Romance is not some tiny side shelf of publishing that survives on embarrassment and secrecy. It is one of the biggest commercial forces in the industry. Circana reported in June 2025 that U.S. print romance sales were up 24 percent year over year, with 51 million romance units sold in the previous twelve months, more than double the volume from four years earlier. The same report said romance was the leading growth category in the total print book market, and that romantasy was one of the fastest-growing romance subjects, posting triple-digit growth. Publishers Weekly later reported that romance sold almost 44 million print units in 2025, while fantasy sold 24.1 million. In 2024, romance sales had already risen nearly 9 percent.

This is not a niche. This is not a little guilty secret hidden under someone’s mattress. Readers are loudly, proudly, enthusiastically choosing these books. Goodreads even added a dedicated romantasy category in 2024 because the readership had become too big to ignore, and Publishers Weekly reported that seven of the top ten bestselling books in the first nine months of 2024 were romance or romantasy titles.

So maybe what changed for me at Norwescon was not my writing.

Maybe what changed was my willingness to name it.

Because once I let myself say it out loud, a whole lot of my work snapped into focus.

Of course Restraint is romance. It is a story about desire, tension, secrecy, power, and the emotional disaster of wanting the wrong person at exactly the wrong time.

Of course The Fountain of Youth is romance.

It is not only romance, but it is absolutely romance.

It is about an epic love story between a once-god and a human girl. It is about devotion so intense it survives death, reincarnation, centuries of loss, and the slow corruption of the man who cannot bear to lose her again. It is about belief changing the shape of a being. It is about how belief systems renamed a fallen god into a demon. It is about a woman who became something more than human for love, and the monster he became in the wake of losing her over and over again. It is dark and obsessive and mythic and tragic and yes, romantic as hell.

Romance does not have to be soft to be romance.

It can be feral.
It can be haunted.
It can be violent with grief.
It can be full of teeth.

Sometimes it is kissing in a flower field. Sometimes it is, “I crossed lifetimes for you and ruined myself in the process.”

Frankly, I like both.

That is the other thing I have learned as I get older. I am in my forties now, and one of the genuine gifts of that is that I care a lot less about being legible to people who are committed to misunderstanding things. I care less about impressing the imaginary audience in the back of the room who hears the word romance and thinks that means easy, shallow, unserious, or unskilled. Writing romance well is not easy. Writing desire well is not easy. Writing chemistry, emotional stakes, longing, payoff, conflict, vulnerability, and intimacy is not easy. Writing a love story people believe in is not easy. And writing one inside horror, fantasy, suspense, or speculative fiction does not make it less romantic. It just changes the costume.

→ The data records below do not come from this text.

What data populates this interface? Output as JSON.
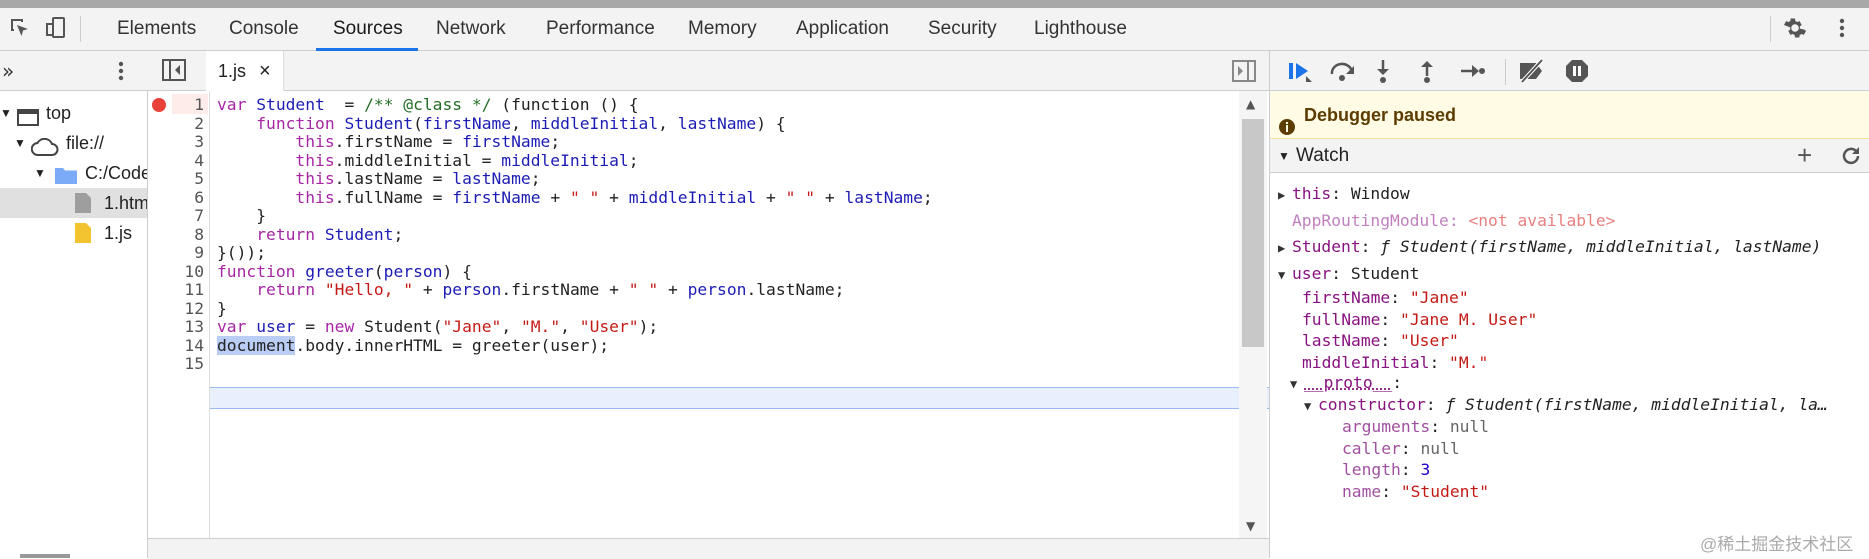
{
  "tabs": [
    {
      "label": "Elements"
    },
    {
      "label": "Console"
    },
    {
      "label": "Sources",
      "active": true
    },
    {
      "label": "Network"
    },
    {
      "label": "Performance"
    },
    {
      "label": "Memory"
    },
    {
      "label": "Application"
    },
    {
      "label": "Security"
    },
    {
      "label": "Lighthouse"
    }
  ],
  "navigator": {
    "items": [
      {
        "label": "top"
      },
      {
        "label": "file://"
      },
      {
        "label": "C:/Code"
      },
      {
        "label": "1.htm"
      },
      {
        "label": "1.js"
      }
    ]
  },
  "editor": {
    "file_tab": "1.js",
    "close_glyph": "×",
    "breakpoint_line": "1",
    "line_numbers": [
      "1",
      "2",
      "3",
      "4",
      "5",
      "6",
      "7",
      "8",
      "9",
      "10",
      "11",
      "12",
      "13",
      "14",
      "15"
    ]
  },
  "debugger": {
    "paused_message": "Debugger paused",
    "watch_title": "Watch",
    "watch": {
      "this_name": "this",
      "this_value": "Window",
      "approuting_name": "AppRoutingModule",
      "approuting_value": "<not available>",
      "student_name": "Student",
      "student_value": "ƒ Student(firstName, middleInitial, lastName)",
      "user_name": "user",
      "user_value": "Student",
      "props": [
        {
          "name": "firstName",
          "value": "\"Jane\""
        },
        {
          "name": "fullName",
          "value": "\"Jane M. User\""
        },
        {
          "name": "lastName",
          "value": "\"User\""
        },
        {
          "name": "middleInitial",
          "value": "\"M.\""
        }
      ],
      "proto_name": "__proto__",
      "ctor_name": "constructor",
      "ctor_value": "ƒ Student(firstName, middleInitial, la…",
      "ctor_props": [
        {
          "name": "arguments",
          "value": "null"
        },
        {
          "name": "caller",
          "value": "null"
        },
        {
          "name": "length",
          "value": "3"
        },
        {
          "name": "name",
          "value": "\"Student\""
        }
      ]
    }
  },
  "watermark": "@稀土掘金技术社区",
  "colors": {
    "accent": "#1a73e8",
    "breakpoint": "#e8413a",
    "paused_bg": "#fffbe5"
  }
}
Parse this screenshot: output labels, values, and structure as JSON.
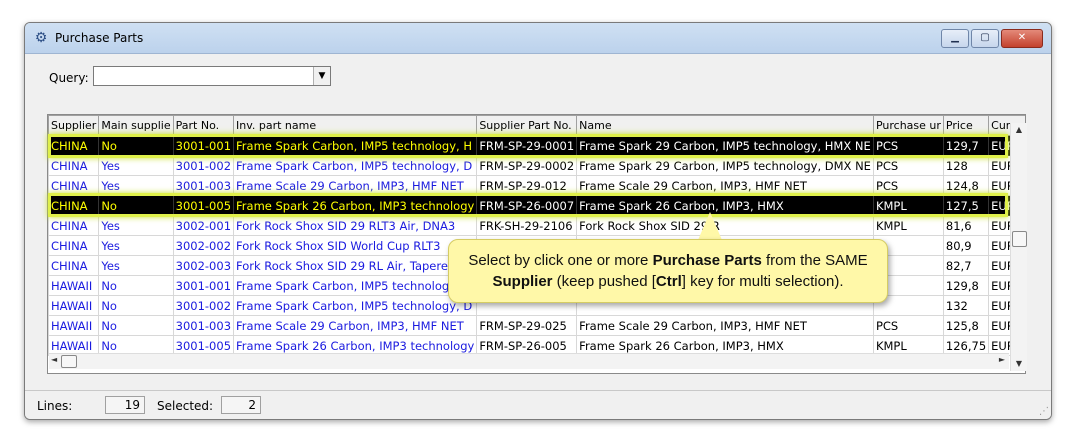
{
  "window": {
    "title": "Purchase Parts",
    "icon": "gear-icon"
  },
  "query": {
    "label": "Query:",
    "value": ""
  },
  "table": {
    "columns": [
      "Supplier",
      "Main supplie",
      "Part No.",
      "Inv. part name",
      "Supplier Part No.",
      "Name",
      "Purchase ur",
      "Price",
      "Currency"
    ],
    "rows": [
      {
        "selected": true,
        "cells": [
          "CHINA",
          "No",
          "3001-001",
          "Frame Spark Carbon, IMP5 technology, H",
          "FRM-SP-29-0001",
          "Frame Spark 29 Carbon, IMP5 technology, HMX NE",
          "PCS",
          "129,7",
          "EUR"
        ]
      },
      {
        "selected": false,
        "cells": [
          "CHINA",
          "Yes",
          "3001-002",
          "Frame Spark Carbon, IMP5 technology, D",
          "FRM-SP-29-0002",
          "Frame Spark 29 Carbon, IMP5 technology, DMX NE",
          "PCS",
          "128",
          "EUR"
        ]
      },
      {
        "selected": false,
        "cells": [
          "CHINA",
          "Yes",
          "3001-003",
          "Frame Scale 29 Carbon, IMP3, HMF NET",
          "FRM-SP-29-012",
          "Frame Scale 29 Carbon, IMP3, HMF NET",
          "PCS",
          "124,8",
          "EUR"
        ]
      },
      {
        "selected": true,
        "cells": [
          "CHINA",
          "No",
          "3001-005",
          "Frame Spark 26 Carbon, IMP3 technology",
          "FRM-SP-26-0007",
          "Frame Spark 26 Carbon, IMP3, HMX",
          "KMPL",
          "127,5",
          "EUR"
        ]
      },
      {
        "selected": false,
        "cells": [
          "CHINA",
          "Yes",
          "3002-001",
          "Fork Rock Shox SID 29 RLT3 Air, DNA3",
          "FRK-SH-29-2106",
          "Fork Rock Shox SID 29 R",
          "KMPL",
          "81,6",
          "EUR"
        ]
      },
      {
        "selected": false,
        "cells": [
          "CHINA",
          "Yes",
          "3002-002",
          "Fork Rock Shox SID World Cup RLT3",
          "",
          "",
          "",
          "80,9",
          "EUR"
        ]
      },
      {
        "selected": false,
        "cells": [
          "CHINA",
          "Yes",
          "3002-003",
          "Fork Rock Shox SID 29 RL Air, Tapere",
          "",
          "",
          "",
          "82,7",
          "EUR"
        ]
      },
      {
        "selected": false,
        "cells": [
          "HAWAII",
          "No",
          "3001-001",
          "Frame Spark Carbon, IMP5 technology,",
          "",
          "",
          "",
          "129,8",
          "EUR"
        ]
      },
      {
        "selected": false,
        "cells": [
          "HAWAII",
          "No",
          "3001-002",
          "Frame Spark Carbon, IMP5 technology, D",
          "",
          "",
          "",
          "132",
          "EUR"
        ]
      },
      {
        "selected": false,
        "cells": [
          "HAWAII",
          "No",
          "3001-003",
          "Frame Scale 29 Carbon, IMP3, HMF NET",
          "FRM-SP-29-025",
          "Frame Scale 29 Carbon, IMP3, HMF NET",
          "PCS",
          "125,8",
          "EUR"
        ]
      },
      {
        "selected": false,
        "cells": [
          "HAWAII",
          "No",
          "3001-005",
          "Frame Spark 26 Carbon, IMP3 technology",
          "FRM-SP-26-005",
          "Frame Spark 26 Carbon, IMP3, HMX",
          "KMPL",
          "126,75",
          "EUR"
        ]
      }
    ]
  },
  "status": {
    "lines_label": "Lines:",
    "lines_value": "19",
    "selected_label": "Selected:",
    "selected_value": "2"
  },
  "callout": {
    "part1": "Select by click one or more ",
    "bold1": "Purchase Parts",
    "part2": " from the SAME",
    "bold2": "Supplier",
    "part3": " (keep pushed [",
    "bold3": "Ctrl",
    "part4": "] key for multi selection)."
  },
  "colors": {
    "selection_bg": "#000000",
    "selection_text": "#ffff00",
    "highlight": "#dff04a",
    "link_text": "#1a1adf",
    "callout_bg": "#fff8a8"
  }
}
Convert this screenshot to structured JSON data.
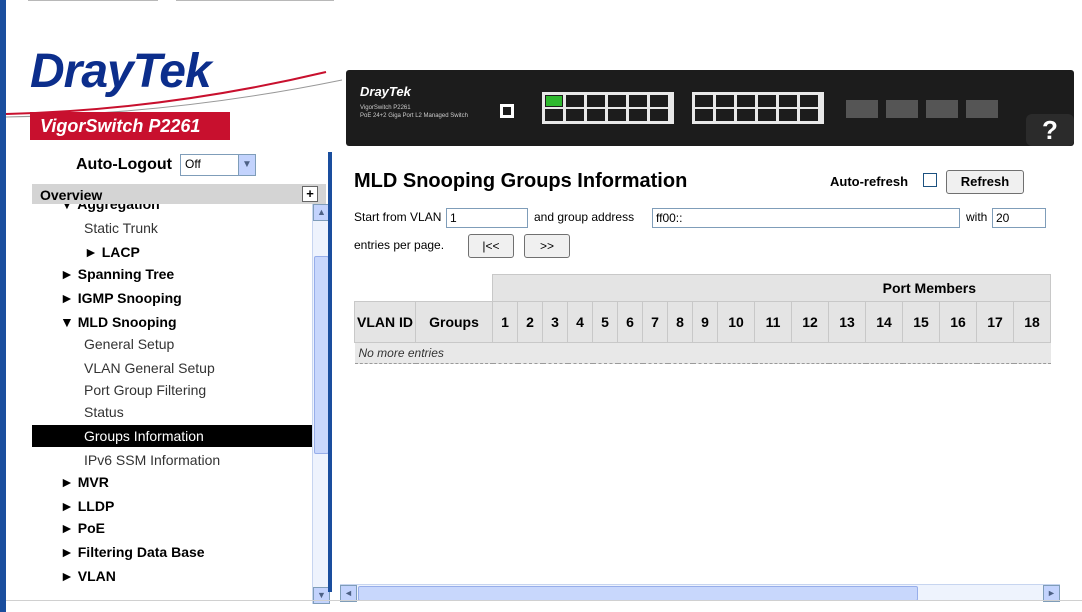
{
  "banner": {
    "logo_dray": "Dray",
    "logo_tek": "Tek",
    "model": "VigorSwitch P2261",
    "device_brand": "DrayTek",
    "device_model": "VigorSwitch P2261",
    "device_sub": "PoE 24+2 Giga Port L2 Managed Switch",
    "help": "?"
  },
  "sidebar": {
    "autologout_label": "Auto-Logout",
    "autologout_value": "Off",
    "overview": "Overview",
    "items": [
      {
        "label": "▼ Aggregation",
        "bold": true
      },
      {
        "label": "Static Trunk"
      },
      {
        "label": "► LACP",
        "bold": true
      },
      {
        "label": "► Spanning Tree",
        "bold": true
      },
      {
        "label": "► IGMP Snooping",
        "bold": true
      },
      {
        "label": "▼ MLD Snooping",
        "bold": true
      },
      {
        "label": "General Setup"
      },
      {
        "label": "VLAN General Setup"
      },
      {
        "label": "Port Group Filtering"
      },
      {
        "label": "Status"
      },
      {
        "label": "Groups Information",
        "active": true
      },
      {
        "label": "IPv6 SSM Information"
      },
      {
        "label": "► MVR",
        "bold": true
      },
      {
        "label": "► LLDP",
        "bold": true
      },
      {
        "label": "► PoE",
        "bold": true
      },
      {
        "label": "► Filtering Data Base",
        "bold": true
      },
      {
        "label": "► VLAN",
        "bold": true
      }
    ]
  },
  "main": {
    "title": "MLD Snooping Groups Information",
    "auto_refresh_label": "Auto-refresh",
    "refresh_button": "Refresh",
    "start_vlan_label": "Start from VLAN",
    "start_vlan_value": "1",
    "group_address_label": "and group address",
    "group_address_value": "ff00::",
    "with_label": "with",
    "with_value": "20",
    "entries_label": "entries per page.",
    "first_button": "|<<",
    "next_button": ">>",
    "table": {
      "port_members_header": "Port Members",
      "vlan_id_header": "VLAN ID",
      "groups_header": "Groups",
      "ports": [
        "1",
        "2",
        "3",
        "4",
        "5",
        "6",
        "7",
        "8",
        "9",
        "10",
        "11",
        "12",
        "13",
        "14",
        "15",
        "16",
        "17",
        "18"
      ],
      "empty_message": "No more entries"
    }
  }
}
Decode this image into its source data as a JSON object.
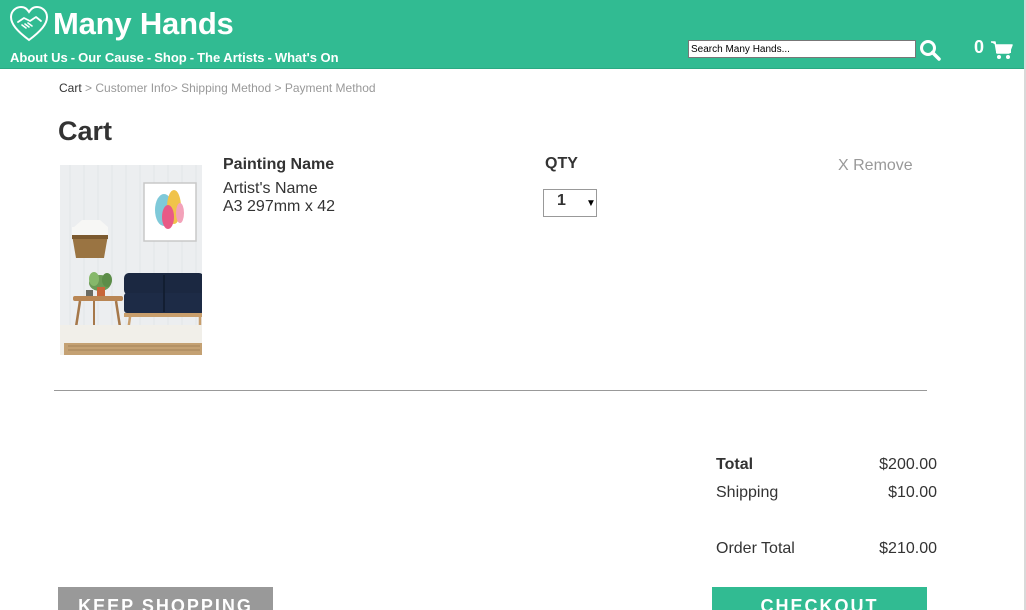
{
  "header": {
    "site_title": "Many Hands",
    "logo_icon": "handshake-heart-icon",
    "nav_items": [
      "About Us",
      "Our Cause",
      "Shop",
      "The Artists",
      "What's On"
    ],
    "nav_separator": "-",
    "search_placeholder": "Search Many Hands...",
    "search_icon": "search-icon",
    "cart_count": "0",
    "cart_icon": "shopping-cart-icon",
    "brand_color": "#31bb92"
  },
  "breadcrumb": {
    "current": "Cart",
    "sep1": " > ",
    "step2": "Customer Info",
    "sep2": "> ",
    "step3": "Shipping Method",
    "sep3": " > ",
    "step4": "Payment Method"
  },
  "page_title": "Cart",
  "cart_item": {
    "name": "Painting Name",
    "artist": "Artist's Name",
    "size": "A3 297mm x 42",
    "qty_label": "QTY",
    "qty_value": "1",
    "remove_label": "X Remove"
  },
  "totals": {
    "total_label": "Total",
    "total_value": "$200.00",
    "shipping_label": "Shipping",
    "shipping_value": "$10.00",
    "order_total_label": "Order Total",
    "order_total_value": "$210.00"
  },
  "buttons": {
    "keep_shopping": "KEEP SHOPPING",
    "checkout": "CHECKOUT",
    "keep_color": "#999999",
    "checkout_color": "#31bb92"
  }
}
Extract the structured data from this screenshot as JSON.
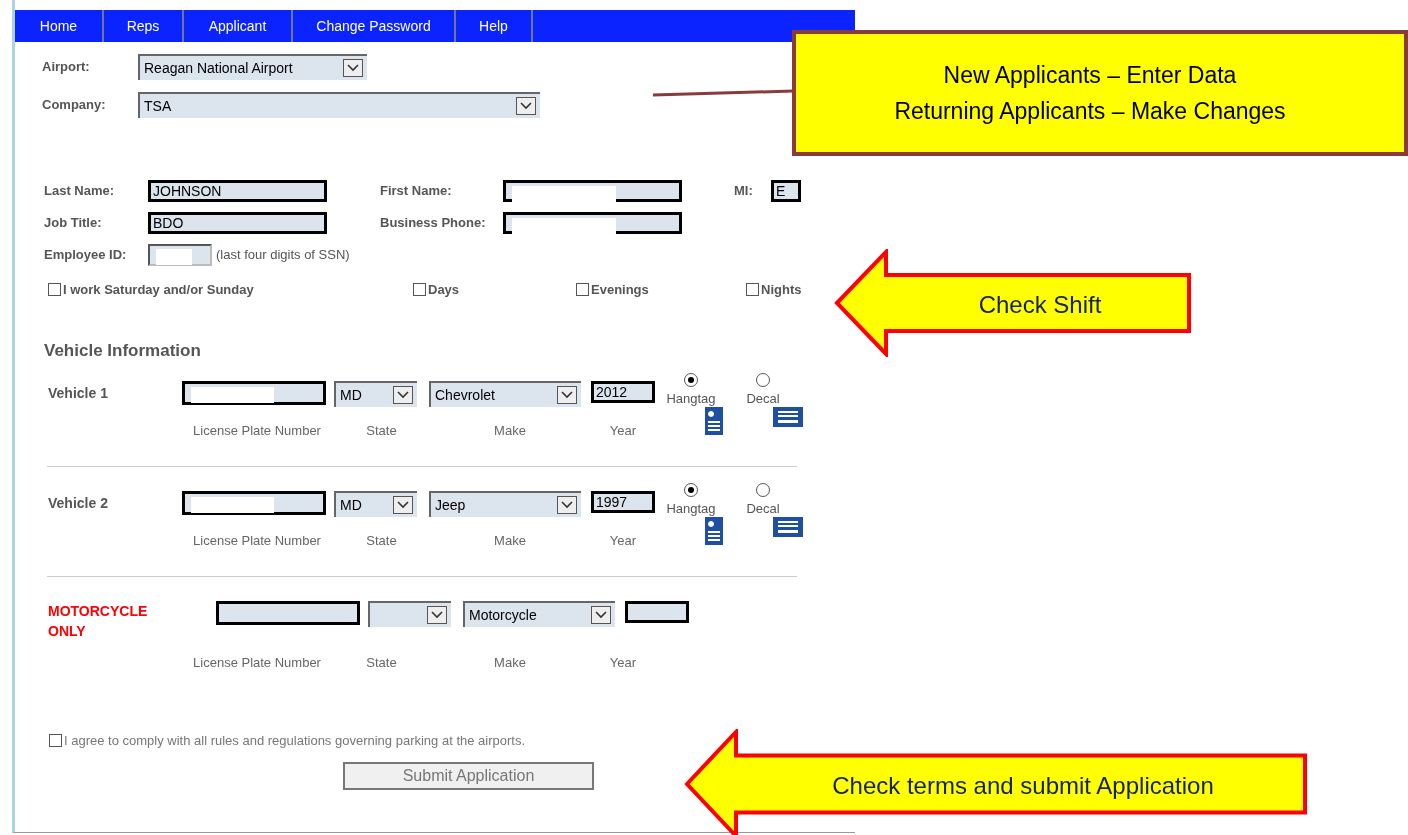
{
  "nav": {
    "tabs": [
      {
        "label": "Home"
      },
      {
        "label": "Reps"
      },
      {
        "label": "Applicant"
      },
      {
        "label": "Change Password"
      },
      {
        "label": "Help"
      }
    ]
  },
  "selects": [
    {
      "label": "Airport:",
      "value": "Reagan National Airport"
    },
    {
      "label": "Company:",
      "value": "TSA"
    }
  ],
  "person": {
    "last_name": {
      "label": "Last Name:",
      "value": "JOHNSON"
    },
    "first_name": {
      "label": "First Name:",
      "redacted": true
    },
    "mi": {
      "label": "MI:",
      "value": "E"
    },
    "job_title": {
      "label": "Job Title:",
      "value": "BDO"
    },
    "phone": {
      "label": "Business Phone:",
      "redacted": true
    },
    "employee_id": {
      "label": "Employee ID:",
      "redacted": true,
      "hint": "(last four digits of SSN)"
    }
  },
  "shifts": [
    {
      "label": "I work Saturday and/or Sunday",
      "checked": false
    },
    {
      "label": "Days",
      "checked": false
    },
    {
      "label": "Evenings",
      "checked": false
    },
    {
      "label": "Nights",
      "checked": false
    }
  ],
  "vehicle_heading": "Vehicle Information",
  "vehicles": [
    {
      "kind": "vehicle",
      "label": "Vehicle 1",
      "plate": {
        "redacted": true
      },
      "state": "MD",
      "make": "Chevrolet",
      "year": "2012",
      "captions": [
        "License Plate Number",
        "State",
        "Make",
        "Year"
      ],
      "options": [
        {
          "label": "Hangtag",
          "selected": true
        },
        {
          "label": "Decal",
          "selected": false
        }
      ]
    },
    {
      "kind": "vehicle",
      "label": "Vehicle 2",
      "plate": {
        "redacted": true
      },
      "state": "MD",
      "make": "Jeep",
      "year": "1997",
      "captions": [
        "License Plate Number",
        "State",
        "Make",
        "Year"
      ],
      "options": [
        {
          "label": "Hangtag",
          "selected": true
        },
        {
          "label": "Decal",
          "selected": false
        }
      ]
    },
    {
      "kind": "motorcycle",
      "label": "MOTORCYCLE ONLY",
      "plate": {
        "redacted": false
      },
      "make": "Motorcycle",
      "captions": [
        "License Plate Number",
        "State",
        "Make",
        "Year"
      ]
    }
  ],
  "agreement": {
    "label": "I agree to comply with all rules and regulations governing parking at the airports.",
    "checked": false
  },
  "submit": "Submit Application",
  "callout": {
    "lines": [
      "New Applicants – Enter Data",
      "Returning Applicants – Make Changes"
    ]
  },
  "arrows": [
    {
      "label": "Check Shift"
    },
    {
      "label": "Check terms and submit Application"
    }
  ]
}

I think for a long time I believed I had to choose.

That I could write dark books, serious books, weird books, mythic books, scary books, or I could write love stories.

Turns out I was always writing both.

Turns out the thing tying many of my stories together is not just magic, or danger, or genre-bending, or the grotesque, or the speculative lens.

It is yearning.

It is connection.

It is the question at the center of so many of my books: what will love make us become?

Sometimes the answer is beautiful.
Sometimes the answer is monstrous.
Usually, if I am writing it, it is both.

So yes. I write kissing stories.

Some of them have crimes in them.
Some of them have gods in them.
Some of them have horror in them.
Some of them have magic, monsters, sea-wives, dispatch centers, ruined men, and women standing at the edge of fate with blood on their hands.

But they are still kissing stories.

And I am finally done apologizing for that.

In fact, I think I am ready to lean in harder.

Because if Norwescon taught me anything, it is this:

I do not write around romance.
I write through it.

And apparently, I have for a very long time.